Is there anyway to revive from being on the brink of no return or is it a dead end? Me and my dp have been together for only 3 years. We are both in our young twenties and have had 2 dc. Our relationship has come with many struggles and all of our problems defiently put a strain on my attraction and feelings towards sex with him. We then had two children and of course birth and parenting didnt help. Also dp is quite a selfish inexperienced lover in bed so our sex life had never been amazing and quite one sided.
We have got to a stable point in our relationship now and both have agreed our sex life needs major working on. Problem is that im too comfortable with him to have see him in a sexual way anymore. On the flip side though in sexual acts I feel very uncomfortable with him, and overly self conscious. As you can imagine that is no way a sexy mood setter. Its like sex has become more of a task that i am hyoer aware that we need to do and are missing out on. We feel more like friends in that department. When we try to do anything I cant take it seriously, or get in the mood at all.
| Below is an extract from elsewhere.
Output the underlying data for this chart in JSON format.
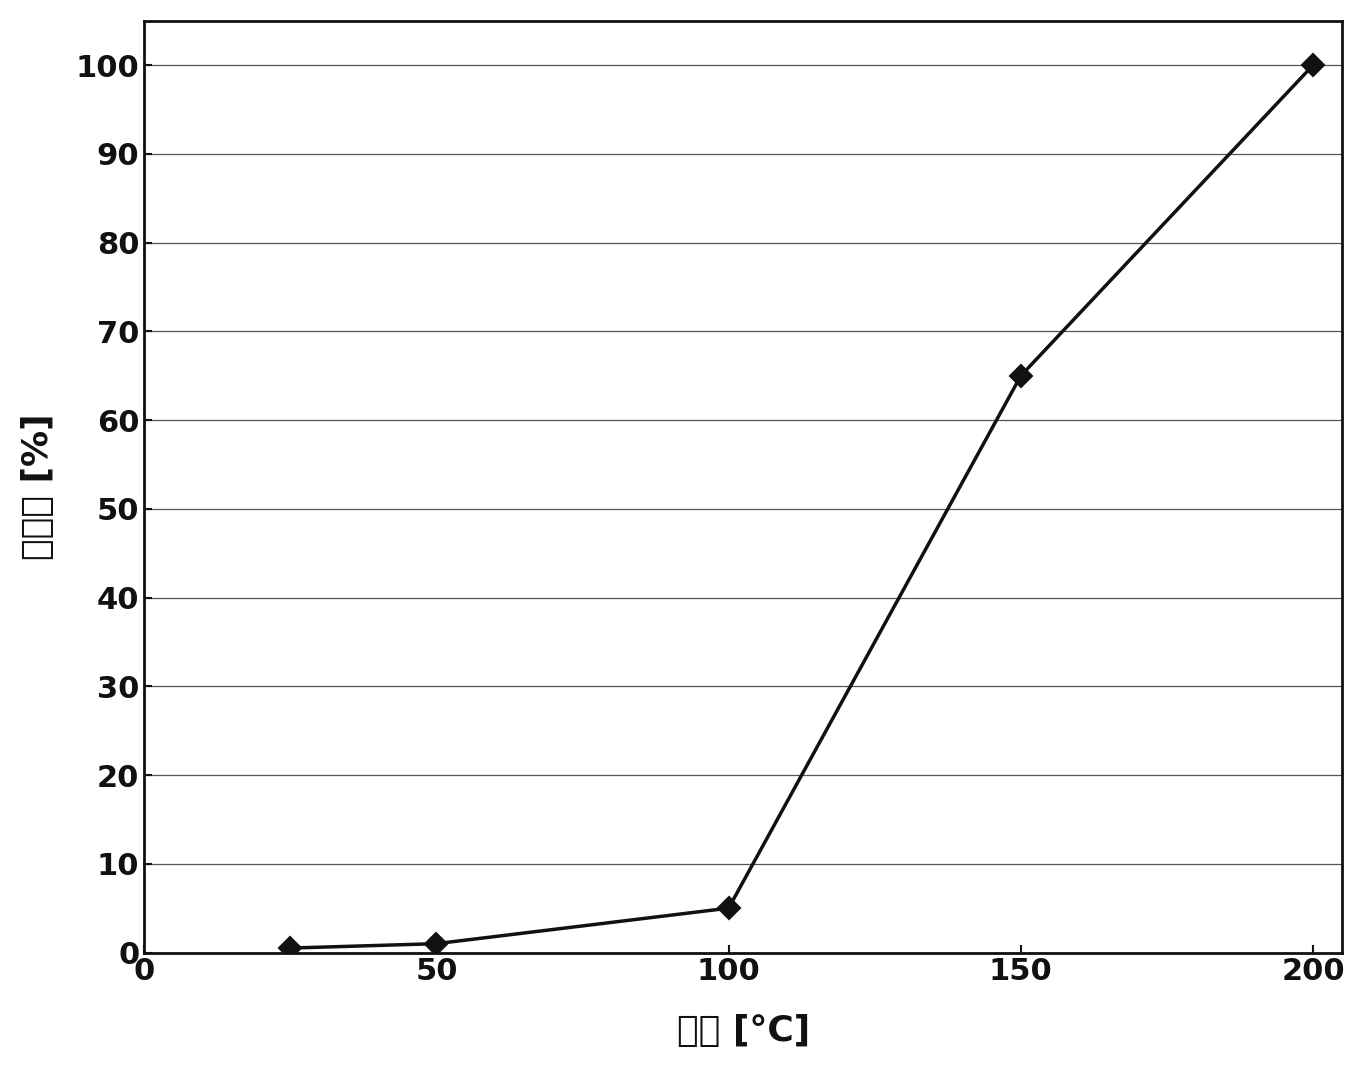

This hasnt been helped or encouraged by dps constant lack of change. I voice to him what I need/dont need in the bedroom but he never takes it on board. He always quick to jumo the gun, skip foreplay and instead gropes me down there. Most the time when we have sex its a quickie, I end up feeling abit raw and sore after and he rolls over and sleeps after a 3 min climax. Its all tragic really. Ive told him i need building up to, but it falls on deaf ears.
I want to get in touch with my sexuality again. I feel stripped of it and feel cheated as I've never really had "amazing sex" (no one has ever made me finish) and im just too young to feel so defeated by it all being 24. Dp complained the other day that when he touches me now he gets no reaction from it and it is true, i dont feel anything when he touches me. My libido has been stripped from me since becoming a full time mum. My youngest is just turning 1.
Is this it for us? We have gone through such major big issues that I cant believe nor want to imagine sex being the thing that finalises us. Especially when im not even that bothered by it (yet somehow I am always the only one caring about it which annoys me in itself). I would be so angry if we broke up our lives and family over this but also on the flip side I am tired and found this situation depressing to be in. I feel that im missing out and fantasize about having a one night stand with someone just to see if I can revive those feelings I crave and miss so much.
Please any tips or stories on how you managed to get the attraction and spark back.
We have tried the going on dates(as much as you can do with dc) massages, naked cuddling to no avail!